Full Report
A rapidly evolving Android spyware campaign called ClayRat has targeted users in Russia using a mix of Telegram channels and lookalike phishing websites by impersonating popular apps like WhatsApp, Google Photos, TikTok, and YouTube as lures to install them. "Once active, the spyware can exfiltrate SMS messages, call logs, notifications, and device information; taking photos with the front
Analysis Summary
# Tool/Technique: ClayRat Spyware
## Overview
ClayRat is a rapidly evolving Android spyware campaign targeting users, particularly in Russia, by impersonating popular applications like WhatsApp, Google Photos, TikTok, and YouTube via phishing websites and Telegram channels to trick users into installing malicious APK files.
## Technical Details
- Type: Malware family (Spyware)
- Platform: Android
- Capabilities: Exfiltrate SMS, call logs, notifications, device information; capture photos via the front camera; send SMS messages; place calls; self-propagation via contact lists.
- First Seen: Prior to October 09, 2025 (actively evolving over the last 90 days).
## MITRE ATT&CK Mapping
*Note: Mappings are inferred based on stated capabilities.*
- **TA0003 - Persistence**
- T1548.002 - Abuse Elevation Control Mechanism (By requesting default SMS application status)
- **TA0010 - Exfiltration**
- T1041 - Exfiltration Over C2 Channel (Standard HTTP communication)
- **TA0005 - Defense Evasion**
- T1027 - Obfuscated Files or Information (Incorporates new layers of obfuscation)
- **TA0009 - Collection**
- T1119 - Automated Collection (Automated data exfiltration)
- T1056.001 - Input Capture: Keylogging (Implied by SMS and notification capture)
- T1082 - System Information Discovery (Gets device information)
## Functionality
### Core Capabilities
- **Data Collection:** Exfiltrates SMS messages, call logs, and device notifications.
- **Communication Hijacking:** Can send SMS messages and place phone calls directly from the infected device.
- **Surveillance:** Can take photos using the device's front camera.
- **Discovery:** Retrieves and sends a list of all installed applications to the C2 server.
- **C2 Communication:** Uses standard HTTP for communication with its command-and-control infrastructure.
### Advanced Features
- **Evasion Techniques:** Successive iterations incorporate new layers of obfuscation to evade detection.
- **Bypassing Restrictions:** Some samples act as droppers, displaying a fake Play Store update screen while the encrypted payload is hidden within the application's assets to bypass security protections on Android 13+ devices (preventing sideloading).
- **Automated Propagation:** Capable of sending malicious links to every contact in the victim's address book to rapidly spread the malware.
- **Privilege Escalation Prerequisite:** Requests the user to set the malware as the default SMS application to gain access to sensitive messaging functions.
## Indicators of Compromise
- File Hashes: Not specified in the text.
- File Names: Malicious APK files distributed via fake app lures (WhatsApp, TikTok, etc.).
- Registry Keys: Not applicable (Mobile platform).
- Network Indicators: Standard HTTP utilized for C2 communication.

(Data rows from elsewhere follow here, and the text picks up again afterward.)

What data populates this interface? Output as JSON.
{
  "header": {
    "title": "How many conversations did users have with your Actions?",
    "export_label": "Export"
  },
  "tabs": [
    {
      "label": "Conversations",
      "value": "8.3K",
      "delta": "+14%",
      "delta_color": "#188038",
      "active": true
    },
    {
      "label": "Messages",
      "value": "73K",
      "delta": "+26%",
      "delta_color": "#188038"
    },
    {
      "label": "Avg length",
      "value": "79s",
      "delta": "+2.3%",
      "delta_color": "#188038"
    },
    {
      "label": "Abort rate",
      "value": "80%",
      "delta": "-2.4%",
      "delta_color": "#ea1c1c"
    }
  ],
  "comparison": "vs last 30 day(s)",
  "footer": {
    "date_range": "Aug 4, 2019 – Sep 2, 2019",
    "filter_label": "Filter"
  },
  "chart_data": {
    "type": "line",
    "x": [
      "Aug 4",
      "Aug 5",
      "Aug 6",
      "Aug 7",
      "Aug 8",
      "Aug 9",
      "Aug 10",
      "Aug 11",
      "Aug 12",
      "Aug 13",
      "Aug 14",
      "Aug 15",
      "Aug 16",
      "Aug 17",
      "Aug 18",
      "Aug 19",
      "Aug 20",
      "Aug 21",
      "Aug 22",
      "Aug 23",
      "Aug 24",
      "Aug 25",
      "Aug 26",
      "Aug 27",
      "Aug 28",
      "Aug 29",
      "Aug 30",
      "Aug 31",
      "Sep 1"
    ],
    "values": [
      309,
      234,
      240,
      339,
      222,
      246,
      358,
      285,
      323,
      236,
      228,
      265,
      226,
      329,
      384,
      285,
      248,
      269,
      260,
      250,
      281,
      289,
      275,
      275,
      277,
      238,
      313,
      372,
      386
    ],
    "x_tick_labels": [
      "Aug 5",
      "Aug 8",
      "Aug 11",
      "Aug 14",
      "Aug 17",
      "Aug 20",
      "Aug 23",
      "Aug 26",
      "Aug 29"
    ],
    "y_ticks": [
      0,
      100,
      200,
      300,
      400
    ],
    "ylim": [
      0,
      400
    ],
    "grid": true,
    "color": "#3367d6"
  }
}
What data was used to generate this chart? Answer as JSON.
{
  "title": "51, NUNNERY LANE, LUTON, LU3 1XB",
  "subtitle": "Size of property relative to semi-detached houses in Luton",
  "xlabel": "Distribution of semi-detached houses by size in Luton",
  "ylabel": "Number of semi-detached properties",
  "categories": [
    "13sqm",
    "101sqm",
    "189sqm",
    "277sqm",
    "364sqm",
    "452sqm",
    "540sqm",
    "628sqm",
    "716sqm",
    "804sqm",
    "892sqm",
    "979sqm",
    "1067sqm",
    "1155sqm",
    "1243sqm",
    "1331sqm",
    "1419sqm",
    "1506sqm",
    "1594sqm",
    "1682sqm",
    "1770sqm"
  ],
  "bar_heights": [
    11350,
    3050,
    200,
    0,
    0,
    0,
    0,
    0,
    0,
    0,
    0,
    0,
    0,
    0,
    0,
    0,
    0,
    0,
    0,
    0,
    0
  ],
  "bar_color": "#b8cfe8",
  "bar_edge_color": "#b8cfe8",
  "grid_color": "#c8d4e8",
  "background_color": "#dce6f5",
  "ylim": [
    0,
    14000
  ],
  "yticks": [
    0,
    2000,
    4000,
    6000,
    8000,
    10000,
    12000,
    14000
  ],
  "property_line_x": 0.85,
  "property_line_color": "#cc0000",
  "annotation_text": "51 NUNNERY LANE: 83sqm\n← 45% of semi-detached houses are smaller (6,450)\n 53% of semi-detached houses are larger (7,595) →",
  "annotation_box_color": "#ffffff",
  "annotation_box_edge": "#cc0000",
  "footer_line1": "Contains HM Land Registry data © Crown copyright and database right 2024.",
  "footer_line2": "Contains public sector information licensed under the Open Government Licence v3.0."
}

The C2 panel name is referenced as "ClayRat."
- Behavioral Indicators: Attempts to gain default SMS application status; displays a fake Play Store update screen; contacts the entire address book with malicious links.
## Associated Threat Actors
- Threat actors operating the ClayRat campaign (No specific group name provided, only references to the C2 panel name).
## Detection Methods
- Signature-based detection: Google Play Protect safeguards against *known* versions of the malware.
- Behavioral detection: Monitoring for attempts to set the app as the default SMS handler or unauthorized access/exfiltration of SMS/call logs.
- YARA rules: Not specified in the text.
## Mitigation Strategies
- Ensure Google Play Protect is enabled (for devices with Google Play Services).
- Be cautious of downloading APKs from non-official sources, especially those promoted via social media channels (Telegram) or fake websites impersonating popular apps.
- Do not grant applications default permission status (like default SMS handler) unless necessary and verified.
- Security measures on Android 13+ help prevent sideloading, though sophisticated droppers can still bypass checks.
## Related Tools/Techniques
- Other Android Trojans that might utilize similar delivery or evasion tactics (e.g., DatZBro mentioned in the context of security bypasses).
- Techniques related to social engineering and phishing to deliver malware via fake updates or popular app facades.